AJ1-11095, described as a next-generation JAK2 inhibitor with a unique binding mechanism, aims to address these unmet needs. Its focus on previously treated myelofibrosis patients suggests a strategic intent to provide a more durable and potentially safer therapeutic option where existing treatments fall short. The literature indicates that Type II JAK2 inhibitors, which bind differently, may overcome resistance observed with Type I inhibitors like ruxolitinib, offering a promising avenue for improved efficacy. Lilly's move, bolstered by orphan drug status for AJ1-11095, could accelerate its development and market access, positioning the company to capture a high-value segment of the MPN market.
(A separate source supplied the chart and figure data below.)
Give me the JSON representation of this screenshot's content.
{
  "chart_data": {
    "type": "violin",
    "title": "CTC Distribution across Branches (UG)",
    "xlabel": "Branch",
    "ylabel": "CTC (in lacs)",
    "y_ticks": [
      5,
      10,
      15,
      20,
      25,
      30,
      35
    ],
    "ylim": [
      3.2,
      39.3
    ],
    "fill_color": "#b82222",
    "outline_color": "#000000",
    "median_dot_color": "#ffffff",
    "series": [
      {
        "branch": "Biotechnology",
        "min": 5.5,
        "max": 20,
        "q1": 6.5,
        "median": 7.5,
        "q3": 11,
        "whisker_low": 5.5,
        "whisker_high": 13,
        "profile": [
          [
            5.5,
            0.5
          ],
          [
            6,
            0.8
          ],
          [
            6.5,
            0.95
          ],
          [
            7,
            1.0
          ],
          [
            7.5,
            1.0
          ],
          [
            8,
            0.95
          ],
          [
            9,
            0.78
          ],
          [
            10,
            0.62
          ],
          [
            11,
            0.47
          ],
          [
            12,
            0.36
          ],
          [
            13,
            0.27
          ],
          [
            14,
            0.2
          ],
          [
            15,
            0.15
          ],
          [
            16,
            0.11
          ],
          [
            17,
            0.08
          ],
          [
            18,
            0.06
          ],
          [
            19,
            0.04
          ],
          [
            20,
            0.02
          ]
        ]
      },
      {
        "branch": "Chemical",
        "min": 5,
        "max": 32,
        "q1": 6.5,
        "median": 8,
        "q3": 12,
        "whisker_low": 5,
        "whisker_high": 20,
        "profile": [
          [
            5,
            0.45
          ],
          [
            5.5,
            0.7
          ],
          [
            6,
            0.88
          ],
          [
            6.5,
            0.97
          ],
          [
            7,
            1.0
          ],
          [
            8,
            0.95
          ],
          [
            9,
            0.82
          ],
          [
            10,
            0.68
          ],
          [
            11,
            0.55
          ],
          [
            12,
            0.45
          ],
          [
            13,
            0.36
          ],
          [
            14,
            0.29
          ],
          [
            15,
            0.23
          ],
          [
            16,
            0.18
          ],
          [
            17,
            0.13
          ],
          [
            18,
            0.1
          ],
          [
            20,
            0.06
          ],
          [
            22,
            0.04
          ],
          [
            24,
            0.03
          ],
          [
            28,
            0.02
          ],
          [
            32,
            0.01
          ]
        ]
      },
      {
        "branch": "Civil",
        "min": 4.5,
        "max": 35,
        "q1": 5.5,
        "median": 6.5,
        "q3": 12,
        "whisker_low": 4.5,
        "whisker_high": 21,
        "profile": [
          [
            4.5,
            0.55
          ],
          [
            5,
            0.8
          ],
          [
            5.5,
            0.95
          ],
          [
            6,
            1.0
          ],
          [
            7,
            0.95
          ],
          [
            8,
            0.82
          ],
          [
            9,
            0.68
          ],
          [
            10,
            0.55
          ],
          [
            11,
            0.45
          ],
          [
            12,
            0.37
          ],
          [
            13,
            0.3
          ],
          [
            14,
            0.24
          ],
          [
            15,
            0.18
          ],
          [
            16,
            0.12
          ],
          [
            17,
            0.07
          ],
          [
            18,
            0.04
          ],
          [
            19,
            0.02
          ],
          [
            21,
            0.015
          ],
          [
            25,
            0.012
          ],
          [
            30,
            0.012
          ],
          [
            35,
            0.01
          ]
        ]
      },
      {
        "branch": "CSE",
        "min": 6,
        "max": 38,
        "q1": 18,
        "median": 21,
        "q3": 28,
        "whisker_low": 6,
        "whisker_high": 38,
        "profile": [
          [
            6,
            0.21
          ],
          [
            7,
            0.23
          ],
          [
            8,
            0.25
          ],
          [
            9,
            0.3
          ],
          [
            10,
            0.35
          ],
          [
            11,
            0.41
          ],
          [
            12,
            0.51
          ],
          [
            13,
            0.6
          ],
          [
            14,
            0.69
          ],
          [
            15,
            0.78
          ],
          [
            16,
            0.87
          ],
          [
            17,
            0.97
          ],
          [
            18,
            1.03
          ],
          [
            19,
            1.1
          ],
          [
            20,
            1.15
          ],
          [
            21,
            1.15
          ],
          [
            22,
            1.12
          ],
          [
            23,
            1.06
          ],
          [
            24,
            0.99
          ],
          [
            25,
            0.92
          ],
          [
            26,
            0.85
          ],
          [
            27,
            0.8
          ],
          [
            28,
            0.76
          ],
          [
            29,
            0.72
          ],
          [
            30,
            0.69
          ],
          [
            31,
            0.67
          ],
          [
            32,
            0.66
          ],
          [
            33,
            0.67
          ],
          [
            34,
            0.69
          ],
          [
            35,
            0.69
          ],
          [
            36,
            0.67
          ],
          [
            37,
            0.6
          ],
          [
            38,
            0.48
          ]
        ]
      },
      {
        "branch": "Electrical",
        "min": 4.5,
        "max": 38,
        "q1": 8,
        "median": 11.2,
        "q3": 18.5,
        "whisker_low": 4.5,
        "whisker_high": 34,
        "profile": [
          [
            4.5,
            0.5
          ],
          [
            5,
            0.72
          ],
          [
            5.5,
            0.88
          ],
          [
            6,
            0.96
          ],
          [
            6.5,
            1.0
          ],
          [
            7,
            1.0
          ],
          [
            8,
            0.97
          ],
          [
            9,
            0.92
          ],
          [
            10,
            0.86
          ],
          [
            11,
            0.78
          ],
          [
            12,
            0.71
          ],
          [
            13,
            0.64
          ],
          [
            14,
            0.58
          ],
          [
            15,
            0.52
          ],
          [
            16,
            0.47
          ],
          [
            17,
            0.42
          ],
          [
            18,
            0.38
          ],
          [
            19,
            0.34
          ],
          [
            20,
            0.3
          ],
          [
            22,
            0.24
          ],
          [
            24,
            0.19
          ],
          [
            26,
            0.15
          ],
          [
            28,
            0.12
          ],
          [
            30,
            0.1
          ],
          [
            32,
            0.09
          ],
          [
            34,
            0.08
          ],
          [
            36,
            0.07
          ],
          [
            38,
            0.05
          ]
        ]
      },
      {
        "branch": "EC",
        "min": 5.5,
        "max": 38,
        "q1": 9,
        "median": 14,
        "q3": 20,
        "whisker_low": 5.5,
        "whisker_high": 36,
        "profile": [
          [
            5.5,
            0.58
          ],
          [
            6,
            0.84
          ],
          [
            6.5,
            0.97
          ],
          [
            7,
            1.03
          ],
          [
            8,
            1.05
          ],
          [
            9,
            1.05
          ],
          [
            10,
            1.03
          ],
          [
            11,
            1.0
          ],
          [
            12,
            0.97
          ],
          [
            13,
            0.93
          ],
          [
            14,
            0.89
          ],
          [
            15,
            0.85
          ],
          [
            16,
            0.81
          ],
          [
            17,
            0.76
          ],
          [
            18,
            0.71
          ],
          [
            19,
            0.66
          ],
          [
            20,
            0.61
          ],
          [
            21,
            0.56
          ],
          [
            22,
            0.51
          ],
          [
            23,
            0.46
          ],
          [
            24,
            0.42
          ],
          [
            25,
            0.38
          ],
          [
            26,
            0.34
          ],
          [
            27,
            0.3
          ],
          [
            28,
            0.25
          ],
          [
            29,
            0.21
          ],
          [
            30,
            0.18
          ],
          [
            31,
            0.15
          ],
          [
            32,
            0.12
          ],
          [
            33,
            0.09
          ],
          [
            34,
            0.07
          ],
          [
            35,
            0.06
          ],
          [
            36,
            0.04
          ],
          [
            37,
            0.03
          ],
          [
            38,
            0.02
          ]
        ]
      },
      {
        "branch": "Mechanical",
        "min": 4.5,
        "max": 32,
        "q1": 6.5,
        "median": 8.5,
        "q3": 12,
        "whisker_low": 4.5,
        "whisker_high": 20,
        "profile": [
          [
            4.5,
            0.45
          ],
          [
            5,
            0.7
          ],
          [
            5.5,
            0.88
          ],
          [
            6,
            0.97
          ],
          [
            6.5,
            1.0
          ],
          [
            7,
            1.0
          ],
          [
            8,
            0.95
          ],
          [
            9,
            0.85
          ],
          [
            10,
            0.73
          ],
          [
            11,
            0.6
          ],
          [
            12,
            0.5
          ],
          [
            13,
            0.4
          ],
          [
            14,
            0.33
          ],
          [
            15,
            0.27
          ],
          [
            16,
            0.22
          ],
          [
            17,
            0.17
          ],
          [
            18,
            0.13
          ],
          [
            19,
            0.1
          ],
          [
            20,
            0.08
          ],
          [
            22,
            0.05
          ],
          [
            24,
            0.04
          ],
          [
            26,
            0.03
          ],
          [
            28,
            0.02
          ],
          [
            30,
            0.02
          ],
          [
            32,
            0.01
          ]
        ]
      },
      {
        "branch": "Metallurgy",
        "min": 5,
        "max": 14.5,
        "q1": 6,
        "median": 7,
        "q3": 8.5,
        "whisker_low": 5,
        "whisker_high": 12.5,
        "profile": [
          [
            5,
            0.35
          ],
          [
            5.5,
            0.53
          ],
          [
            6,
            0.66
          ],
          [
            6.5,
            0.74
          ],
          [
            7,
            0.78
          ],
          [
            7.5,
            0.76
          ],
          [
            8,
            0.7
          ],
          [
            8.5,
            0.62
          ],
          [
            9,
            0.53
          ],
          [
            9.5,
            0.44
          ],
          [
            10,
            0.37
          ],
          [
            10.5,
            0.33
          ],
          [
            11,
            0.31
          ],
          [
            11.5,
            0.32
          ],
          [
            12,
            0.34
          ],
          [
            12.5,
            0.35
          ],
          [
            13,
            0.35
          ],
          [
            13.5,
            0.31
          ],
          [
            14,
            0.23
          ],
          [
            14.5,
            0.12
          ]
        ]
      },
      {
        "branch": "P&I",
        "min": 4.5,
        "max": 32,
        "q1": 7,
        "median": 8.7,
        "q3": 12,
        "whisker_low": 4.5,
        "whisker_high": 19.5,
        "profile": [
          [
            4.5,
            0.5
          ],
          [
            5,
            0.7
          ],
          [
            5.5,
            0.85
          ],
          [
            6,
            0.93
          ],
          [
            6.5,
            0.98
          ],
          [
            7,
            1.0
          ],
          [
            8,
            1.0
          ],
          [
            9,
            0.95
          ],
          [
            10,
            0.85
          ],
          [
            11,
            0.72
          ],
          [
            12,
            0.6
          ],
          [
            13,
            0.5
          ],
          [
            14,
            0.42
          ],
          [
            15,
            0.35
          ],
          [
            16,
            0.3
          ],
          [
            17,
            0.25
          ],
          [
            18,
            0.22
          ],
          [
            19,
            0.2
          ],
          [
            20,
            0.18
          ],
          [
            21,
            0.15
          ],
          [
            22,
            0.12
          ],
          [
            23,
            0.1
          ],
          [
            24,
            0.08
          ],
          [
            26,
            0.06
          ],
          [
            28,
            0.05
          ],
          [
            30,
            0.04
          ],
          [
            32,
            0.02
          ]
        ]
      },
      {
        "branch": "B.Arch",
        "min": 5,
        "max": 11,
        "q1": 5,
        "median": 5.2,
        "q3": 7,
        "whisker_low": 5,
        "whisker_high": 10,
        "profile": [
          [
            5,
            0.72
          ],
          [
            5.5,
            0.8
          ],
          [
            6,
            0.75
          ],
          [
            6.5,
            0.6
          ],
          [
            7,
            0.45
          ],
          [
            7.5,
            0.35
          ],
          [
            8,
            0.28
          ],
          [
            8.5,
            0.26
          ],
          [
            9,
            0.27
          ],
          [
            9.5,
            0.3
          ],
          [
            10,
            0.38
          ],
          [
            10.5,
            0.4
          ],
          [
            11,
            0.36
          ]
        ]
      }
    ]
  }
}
Yet, the path forward is not without its complexities. As an early-stage asset, AJ1-11095 must demonstrate a superior clinical profile in terms of durability, safety, and impact on cytopenias compared to a rapidly evolving competitive landscape. Other novel agents, including different JAK inhibitors (e.g., momelotinib for anemia, pacritinib for thrombocytopenia) and non-JAK inhibitor combinations, are also advancing, creating a crowded field. Ultimately, while AJ1-11095 holds promise for more durable disease control, the fundamental challenge of eradicating the malignant clone in MPNs remains, suggesting that combination therapies may be the eventual key to truly modifying the natural course of these diseases.